This Content Was Last Updated on November 5, 2015 by Jessica Garbett


A  client query regarding tax on interaction of business and personal tax:

Still don’t understand this. I want to see it only from a personal not Ltd perspective.

I can earn £9,440 and pay no taxes

If I earn more than £9,440 I will have to pay taxes

I can withdraw £32,010 dividend and not pay tax

But £32,010 is more than £9,440

What am I missing?

Our reply:

You can’t look at the two independently.

The £32k dividend is not tax free; it comes out of company profits after tax and has a tax credit on it which covers the basic rate tax you would pay personally.


~ £9k is your personal allowance (you personally, not the company)

~ £32k of personal income over the £9k is taxed at basic rate of 20%

~ Personal income over £41k is then taxed at 40% or over £150k 45%

In the company

~ all profit – which is income less expenses – is taxed at 20%.

~ a salary paid to you counts as a company expense, so if a £9k salary is paid then company gets a tax deduction for it and you pay no tax as its in personal allowance (nb 1)

~ dividends are a payment to shareholders out of taxed profits so carry a tax credit for tax already paid.

~ if dividends fall into the first £41k of your personal income (the £9k + £32k) there is no further tax due. If they fall above that then personal tax is due at 40% (or 45%) less a credit for the 20% paid in the company – so broadly a further 20% is payable personally if slay and dividend is over £41k. (NB2)

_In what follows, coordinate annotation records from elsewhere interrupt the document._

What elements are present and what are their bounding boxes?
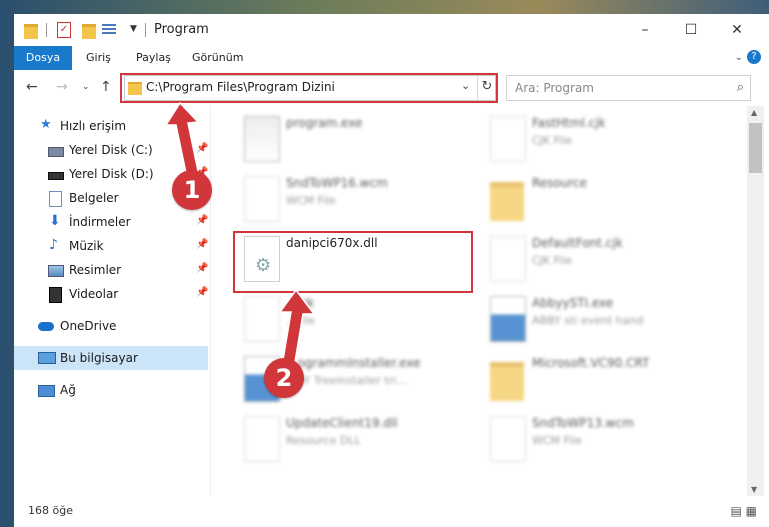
step-badge-2: 2 <box>264 358 304 398</box>
arrow-1 <box>164 101 200 174</box>
step-badge-1: 1 <box>172 170 212 210</box>
annotation-arrows <box>164 101 316 363</box>
arrow-2 <box>278 288 316 363</box>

NB1 – thresholds for NI are lower, so a £9k salary incurs no tax but some National Insurance.

NB2 – dividends are shown as net cash paid in your business accounts / business records, but are grossed up for personal tax.

Eg Net dividend £28,800 (actual cash paid) becomes £32,000 gross for personal tax purposes, treated as 20% basic rate tax paid. If you are observant you will note the gross up between £28,800 and £32,000 is 10% not 20% – that’s correct, but its still treated as a 20% credit against your personal tax – I know that’s complex, but, alas, I don’t make the rules!